“Felix Rosenqvist: some unflustered charm”
Last week, despite the late autumn heat, Felix Rosenqvist appeared to be the coolest man in Zandvoort.
With only two rounds of Formula 3’s primary series still remaining, the Swede is laying pressure on rival Raffaele Marciello for the title, but what is his mindset as the series goes to Vallelunga?
Despite a few droplets of sweat on his forehead, Felix Rosenqvist looks like a relatively unflustered young man.
His sand coloured hair, lightly damp and pulling slightly to one side of his forehead, does not betray the fact that he had just completed twenty-one laps around the historic Zandvoort circuit, taking his second victory of the weekend in the process.
Meanwhile Rosenqvist’s archrival in the FIA European Formula 3 Championship, Raffaele Marciello, has left the Dutch coastal circuit with a 5th, 16th and a non-finish. Following the trio of races, the 21-year-old Rosenqvist has clawed 63 points out of Marciello’s lead title battle.
No wonder Rosenqvist can afford himself a light smile. “I haven’t really let it sink it yet,” the Swede says, before taking a long breath. “Tomorrow I am going to wake up quite a happy man.”
There is an odd post-race calmness and modesty about Rosenqvist; a quiet charm that has evolved from a desire for success and frenzied attack behind the wheel. When he speaks, his speech is often considered, thoughtful and delivered with slight Swedish-English drawl – there are few buzzwords or media management speak and that is very refreshing.

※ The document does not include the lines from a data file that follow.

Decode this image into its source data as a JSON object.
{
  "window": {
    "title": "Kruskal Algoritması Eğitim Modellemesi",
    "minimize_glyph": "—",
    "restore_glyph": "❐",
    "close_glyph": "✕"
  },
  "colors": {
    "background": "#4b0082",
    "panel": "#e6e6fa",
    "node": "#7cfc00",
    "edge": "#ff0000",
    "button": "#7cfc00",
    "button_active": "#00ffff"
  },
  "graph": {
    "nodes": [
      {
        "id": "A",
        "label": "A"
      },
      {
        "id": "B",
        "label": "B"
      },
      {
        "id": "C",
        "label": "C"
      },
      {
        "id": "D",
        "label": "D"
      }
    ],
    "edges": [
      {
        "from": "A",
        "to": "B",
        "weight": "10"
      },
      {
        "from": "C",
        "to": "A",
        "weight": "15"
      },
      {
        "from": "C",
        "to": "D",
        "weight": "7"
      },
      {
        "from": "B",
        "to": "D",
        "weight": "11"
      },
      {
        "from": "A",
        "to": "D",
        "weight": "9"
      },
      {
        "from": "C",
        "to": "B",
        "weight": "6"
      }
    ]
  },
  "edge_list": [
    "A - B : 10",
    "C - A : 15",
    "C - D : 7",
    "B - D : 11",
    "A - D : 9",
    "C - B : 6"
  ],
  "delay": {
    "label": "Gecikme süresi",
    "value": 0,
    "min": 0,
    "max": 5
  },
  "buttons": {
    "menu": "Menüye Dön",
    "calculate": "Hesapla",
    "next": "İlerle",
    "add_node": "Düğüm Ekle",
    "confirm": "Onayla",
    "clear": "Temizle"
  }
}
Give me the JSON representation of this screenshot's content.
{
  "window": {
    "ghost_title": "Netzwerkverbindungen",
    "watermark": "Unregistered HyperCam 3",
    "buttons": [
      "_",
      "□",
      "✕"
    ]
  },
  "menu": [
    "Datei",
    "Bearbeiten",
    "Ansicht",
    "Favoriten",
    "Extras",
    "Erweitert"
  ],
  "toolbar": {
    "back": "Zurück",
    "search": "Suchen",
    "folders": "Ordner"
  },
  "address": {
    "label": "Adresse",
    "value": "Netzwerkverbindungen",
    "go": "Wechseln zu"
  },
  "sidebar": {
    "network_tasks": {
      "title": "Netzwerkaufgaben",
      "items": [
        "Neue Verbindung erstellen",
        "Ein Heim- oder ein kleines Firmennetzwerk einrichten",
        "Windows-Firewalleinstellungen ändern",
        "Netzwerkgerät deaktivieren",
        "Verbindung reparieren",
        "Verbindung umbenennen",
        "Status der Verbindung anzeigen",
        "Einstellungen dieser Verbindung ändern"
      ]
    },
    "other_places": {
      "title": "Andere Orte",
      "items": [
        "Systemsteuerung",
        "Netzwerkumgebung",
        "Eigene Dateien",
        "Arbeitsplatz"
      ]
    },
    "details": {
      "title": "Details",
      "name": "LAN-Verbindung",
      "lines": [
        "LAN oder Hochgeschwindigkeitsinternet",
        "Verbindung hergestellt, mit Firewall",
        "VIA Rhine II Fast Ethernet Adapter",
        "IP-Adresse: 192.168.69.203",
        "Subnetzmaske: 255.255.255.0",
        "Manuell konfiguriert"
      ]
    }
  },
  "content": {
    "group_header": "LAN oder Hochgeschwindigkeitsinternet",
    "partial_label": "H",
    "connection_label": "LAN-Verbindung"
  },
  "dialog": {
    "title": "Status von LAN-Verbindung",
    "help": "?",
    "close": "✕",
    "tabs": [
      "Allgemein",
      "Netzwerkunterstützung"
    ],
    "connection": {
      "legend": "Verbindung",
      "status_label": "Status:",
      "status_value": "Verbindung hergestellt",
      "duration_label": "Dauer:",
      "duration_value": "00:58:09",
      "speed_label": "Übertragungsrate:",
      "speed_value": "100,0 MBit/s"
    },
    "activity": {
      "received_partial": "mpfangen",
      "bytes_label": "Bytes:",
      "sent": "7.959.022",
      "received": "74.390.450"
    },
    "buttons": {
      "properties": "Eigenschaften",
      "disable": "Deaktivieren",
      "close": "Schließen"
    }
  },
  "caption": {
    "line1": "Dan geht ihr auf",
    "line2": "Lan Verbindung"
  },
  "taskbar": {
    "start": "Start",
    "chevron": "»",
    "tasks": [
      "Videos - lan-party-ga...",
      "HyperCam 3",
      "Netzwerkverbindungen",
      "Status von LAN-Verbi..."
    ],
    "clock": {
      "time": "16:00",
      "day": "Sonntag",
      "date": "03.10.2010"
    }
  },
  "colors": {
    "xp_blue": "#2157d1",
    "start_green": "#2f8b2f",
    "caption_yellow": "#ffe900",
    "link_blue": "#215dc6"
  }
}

On track, there is no doubt the Mücke racer knows how to push; although he does so without the jagged ferocity of Marciello and a few others in the series.
If nothing else, it creates a pallet of tones that is contradictory and interesting and as the championship draws to a close, pressures are clearly rising, yet Rosenqvist is keen not to get too far ahead of himself. “It’s been a different week from most others; it’s been colder; the tyres have been graining a bit, which never really happened this season, so the drivers had to adapt to something slightly different and maybe some didn’t cope with that,” he notes dryly.
The gap – prior to Zandvoort was as large as 72.5 points – now stands at just 9.5, while 150 points remain up for grabs; however there is one sting in the tail for Rosenqvist and his Mücke Motorsport team.
The penultimate round takes place at Vallelunga, some 40 km north of Rome and it happens to be Prema Powerteam’s primary test track – something that caused some grumbling amongst the teams earlier this year.
It is also a track on which Rosenqvist has never raced, yet in his typically laid back style, he brushes of concerns that Prema Powerteam’s quartet of runners will run away with the weekend.
Prior to weekend, the Swede was loosely planning his preparation for the upcoming round. “I’m not sure what going to happen in the days before then. Obviously I can do some simulator work at home; download the track and play some computer games, so I will start with that, just to know how the track goes.”
There is one saving grace for the non-Prema Powerteam competitors though – an eight-hour test session on Friday and while some of the drivers from the Italian team were not overly delighted at the prospect of their rivals gaining track time, series organisers felt it the fairest way to resolve the inequality of track knowledge.
Rosenqvist agrees: “Eight hours should be enough. I’m not too worried really, but I’m going to try and get some data from someone, or maybe the team was there before – just to get an idea of how quick the corners are, as well as the gears and so on,” before adding, “I know ‘Lello’ [Marciello] will be good in Vallelunga – I’m not expecting anything else, so I will do my normal thing.”
Despite his positive outlook, Rosenqvist is well aware that taking a further 75 points from Vallelunga may be difficult to say the least; however he has hopes that his Mücke team can make strides come Friday. “Sometimes it’s also quite good to come to a track with a clear mind. If you test a lot at a track, you can get used to certain lines, but with Superstars are out with a different rubber, then you have to do different lines.”
In his usual measured tone, Rosenqvist elaborates further: “It makes you think outside of the box, because if you test at a track a lot, it is quite easy to get stuck into old lines, so I think that is a positive side. And then maybe we are really quick…”
Rosenqvist knows full well that the weekend ahead will be tough, but that doesn’t mean he can’t plan ahead. “Vallelunga will be the hardest part of the season to get through, but I think we should be OK. [My aim is] to keep or reduce the gap; take a realistic approach.”
And with that, he departs to wash off the victory champagne. It’s almost sensible.